Thanks to the inclusion of the ruby-debug into the core you can actually do real debugging in Rails. With this new technology you can set a breakpoint in your code with a single debugger line in your code. When the code is hit your console will drop into a command-line interface where you can:
* View your place in the stack
* Modify objects in place
* This looks like it’s gonna rock!
HTTP Performance
JS/CSS Bundling
There is a tension between segmenting JS and CSS into separate files and HTTP performance. As a developer you want to separate our Javascript and CSS to keep your head straight. But the performance of downloading those assets suffers given the de-facto two-connections per site limitation in browsers. Rails 2.0 will have a way to send a single request to Rails for a collection of JS and CSS at once and it will returned as a single gzipped bundle.

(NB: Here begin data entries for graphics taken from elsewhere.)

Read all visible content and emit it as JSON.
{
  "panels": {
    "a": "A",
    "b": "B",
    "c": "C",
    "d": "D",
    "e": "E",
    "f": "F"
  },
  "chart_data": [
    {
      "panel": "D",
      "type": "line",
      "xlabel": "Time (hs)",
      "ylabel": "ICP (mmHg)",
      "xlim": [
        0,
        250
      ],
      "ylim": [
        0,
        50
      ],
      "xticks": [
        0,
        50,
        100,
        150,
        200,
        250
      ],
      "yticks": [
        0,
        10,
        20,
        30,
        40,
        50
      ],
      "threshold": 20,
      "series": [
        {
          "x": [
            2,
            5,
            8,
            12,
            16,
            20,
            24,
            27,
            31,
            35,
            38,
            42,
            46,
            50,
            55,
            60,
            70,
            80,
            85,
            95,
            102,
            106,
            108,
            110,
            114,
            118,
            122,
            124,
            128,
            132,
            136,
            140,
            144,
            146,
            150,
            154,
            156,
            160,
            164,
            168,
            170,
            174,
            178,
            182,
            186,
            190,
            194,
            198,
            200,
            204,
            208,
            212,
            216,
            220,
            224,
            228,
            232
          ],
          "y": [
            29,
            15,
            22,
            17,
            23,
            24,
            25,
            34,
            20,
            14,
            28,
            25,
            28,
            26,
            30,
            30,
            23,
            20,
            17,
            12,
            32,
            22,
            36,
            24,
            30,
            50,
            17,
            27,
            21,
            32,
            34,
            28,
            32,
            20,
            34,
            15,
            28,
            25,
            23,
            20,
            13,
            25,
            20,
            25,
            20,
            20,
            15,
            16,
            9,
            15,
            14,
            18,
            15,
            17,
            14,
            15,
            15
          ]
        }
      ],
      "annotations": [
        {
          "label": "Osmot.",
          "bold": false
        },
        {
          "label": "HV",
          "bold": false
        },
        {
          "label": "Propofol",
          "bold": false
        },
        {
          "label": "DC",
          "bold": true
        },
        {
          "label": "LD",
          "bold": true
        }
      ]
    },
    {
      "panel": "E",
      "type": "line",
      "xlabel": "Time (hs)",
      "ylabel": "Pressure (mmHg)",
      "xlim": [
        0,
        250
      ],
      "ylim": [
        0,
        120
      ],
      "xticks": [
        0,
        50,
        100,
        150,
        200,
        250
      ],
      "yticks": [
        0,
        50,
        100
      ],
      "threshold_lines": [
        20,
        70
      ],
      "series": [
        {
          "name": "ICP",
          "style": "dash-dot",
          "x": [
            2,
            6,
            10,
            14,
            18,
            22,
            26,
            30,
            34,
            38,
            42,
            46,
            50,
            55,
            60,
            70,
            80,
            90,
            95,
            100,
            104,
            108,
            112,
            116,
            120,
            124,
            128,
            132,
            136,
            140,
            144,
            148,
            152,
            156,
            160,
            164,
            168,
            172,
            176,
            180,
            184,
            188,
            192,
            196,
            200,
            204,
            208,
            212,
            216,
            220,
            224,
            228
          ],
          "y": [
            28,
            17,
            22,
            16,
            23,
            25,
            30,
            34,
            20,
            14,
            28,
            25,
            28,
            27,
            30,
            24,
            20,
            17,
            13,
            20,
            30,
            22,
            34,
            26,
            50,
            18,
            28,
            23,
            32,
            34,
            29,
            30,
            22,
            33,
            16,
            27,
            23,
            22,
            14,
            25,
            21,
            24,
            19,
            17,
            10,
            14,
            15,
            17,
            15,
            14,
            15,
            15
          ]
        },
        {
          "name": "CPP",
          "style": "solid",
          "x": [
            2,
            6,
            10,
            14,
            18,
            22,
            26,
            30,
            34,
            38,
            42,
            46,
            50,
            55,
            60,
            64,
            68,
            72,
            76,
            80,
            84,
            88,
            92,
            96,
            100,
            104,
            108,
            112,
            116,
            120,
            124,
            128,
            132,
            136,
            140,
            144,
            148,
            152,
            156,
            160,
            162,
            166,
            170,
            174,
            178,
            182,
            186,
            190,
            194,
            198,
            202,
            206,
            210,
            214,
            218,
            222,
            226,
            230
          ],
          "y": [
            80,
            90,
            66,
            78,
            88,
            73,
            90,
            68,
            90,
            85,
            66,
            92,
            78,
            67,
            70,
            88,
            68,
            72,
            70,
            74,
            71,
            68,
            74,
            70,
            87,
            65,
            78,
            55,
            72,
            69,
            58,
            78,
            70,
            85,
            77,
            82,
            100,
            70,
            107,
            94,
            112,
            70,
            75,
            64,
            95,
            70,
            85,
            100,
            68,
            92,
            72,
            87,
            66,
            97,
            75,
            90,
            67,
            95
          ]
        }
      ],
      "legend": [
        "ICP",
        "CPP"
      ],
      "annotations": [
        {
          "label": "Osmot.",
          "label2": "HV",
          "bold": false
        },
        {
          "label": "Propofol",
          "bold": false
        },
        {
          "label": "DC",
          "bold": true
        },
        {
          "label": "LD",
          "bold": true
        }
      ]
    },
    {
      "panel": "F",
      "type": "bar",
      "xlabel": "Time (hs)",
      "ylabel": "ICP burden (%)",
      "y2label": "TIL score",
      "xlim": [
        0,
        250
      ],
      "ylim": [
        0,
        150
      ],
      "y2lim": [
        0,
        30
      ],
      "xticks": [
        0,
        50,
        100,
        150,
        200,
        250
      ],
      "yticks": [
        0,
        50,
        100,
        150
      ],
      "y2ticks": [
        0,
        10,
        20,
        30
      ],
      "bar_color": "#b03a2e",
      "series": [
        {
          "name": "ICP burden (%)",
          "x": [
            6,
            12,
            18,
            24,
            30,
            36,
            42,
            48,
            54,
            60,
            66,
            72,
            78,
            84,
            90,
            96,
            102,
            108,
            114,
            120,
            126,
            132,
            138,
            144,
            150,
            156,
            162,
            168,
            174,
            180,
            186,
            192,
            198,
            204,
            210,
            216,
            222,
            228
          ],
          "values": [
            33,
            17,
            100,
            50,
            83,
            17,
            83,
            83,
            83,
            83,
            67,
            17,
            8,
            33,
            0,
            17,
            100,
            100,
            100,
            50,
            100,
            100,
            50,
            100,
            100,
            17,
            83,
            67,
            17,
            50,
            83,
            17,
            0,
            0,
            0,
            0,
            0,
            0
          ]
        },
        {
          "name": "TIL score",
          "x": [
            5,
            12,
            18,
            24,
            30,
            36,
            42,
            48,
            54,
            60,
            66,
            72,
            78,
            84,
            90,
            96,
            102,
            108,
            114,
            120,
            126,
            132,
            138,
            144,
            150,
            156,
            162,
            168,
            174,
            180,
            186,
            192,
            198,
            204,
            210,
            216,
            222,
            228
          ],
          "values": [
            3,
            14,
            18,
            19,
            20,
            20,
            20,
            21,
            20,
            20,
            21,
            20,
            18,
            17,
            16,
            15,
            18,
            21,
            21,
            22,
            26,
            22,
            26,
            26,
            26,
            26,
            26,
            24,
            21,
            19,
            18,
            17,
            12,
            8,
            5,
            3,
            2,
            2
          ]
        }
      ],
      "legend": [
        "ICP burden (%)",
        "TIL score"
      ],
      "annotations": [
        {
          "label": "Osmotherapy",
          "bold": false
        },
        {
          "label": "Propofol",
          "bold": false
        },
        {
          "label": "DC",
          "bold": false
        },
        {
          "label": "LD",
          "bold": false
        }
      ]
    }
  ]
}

= javascript_include_tag :all, :cache => true %>
= stylesheet_link_tag :all, :cache => true %>
Connection limits
JavaScript and CSS aren’t the only assets where you run into the two-connection limit. Any other static assets (particularly images) can kill you here. Rails 2.0 will have support for a type of name-based virtual hosting for your assets so that you can ”trick” the browser into using more simultaneous connections to download content. You can set this in your config:
config.action_controller.asset_host = 'asset%d.example.com'
Query cache for ActiveRecord
This new feature sniffs the SQL being executed and looks between calls for the exact same SQL. If any UPDATEs or DELETEs were not executed between queries that affected those records AR will return a cached version of the objects.
MIME type handling
In the past the means to generate content and its format were mixed into the name (ex. index_rss.rhtml). Rails 2.0 has made some naming changes to better call out the separation between the type of the final content and the means by which it was generated.
Now view files look like [template].[format].[rendering]. For example:
* people/index.html.erb # Use ERB to generate HTML
* people/index.xml.builder # Use builder to generate XML
* people/index.rss.erb # Use ERB to generate RSS
* people/index.atom.builder # Use builder to generate Atom
Configuration initializers
Application-specific configuration that used to go into config/environment.rb now goes into separate files in the config/initializers directory. I haven’t felt the pain of this, but I can certainly imagine how this might be helpful.
Sexier Migrations
A typical migration looks something like this:
create_table :users do |u|
u.user_name :type => :text, :null => false
u.first_name :type => :text
u.last_name :type => :text
u.age :type = >:integer
end
See all the redundancies? Why keep specifying the :type parameter. Why not reverse it like this?
create_table :people do |t|
t.integer :account_id
t.string :first_name, :last_name, :null => false
end
HTTP Authentication
Because REST-ful web services have become much more first-class in Rails, the need to support Basic HTTP Authentication has become important. HTTP Basic Auth for browsers and user-facing applications just plain sucks: there is no notion of “logging out” and there’s no control of the user interface. However for web services HTTP Basic Auth is fine. Rails 2.0 provides a new authenticate_or_request_with_http_basic method that can be used in controllers. This is very nice for computers interfacing to your APIs
Spring cleaning
Remember those deprecation warnings you see in the console when you run your app? Yeah, it’s time to address those and clean them up. Those deprecated features are going to be going away in Rails 2.0. Fix your code. Don’t say you weren’t warned.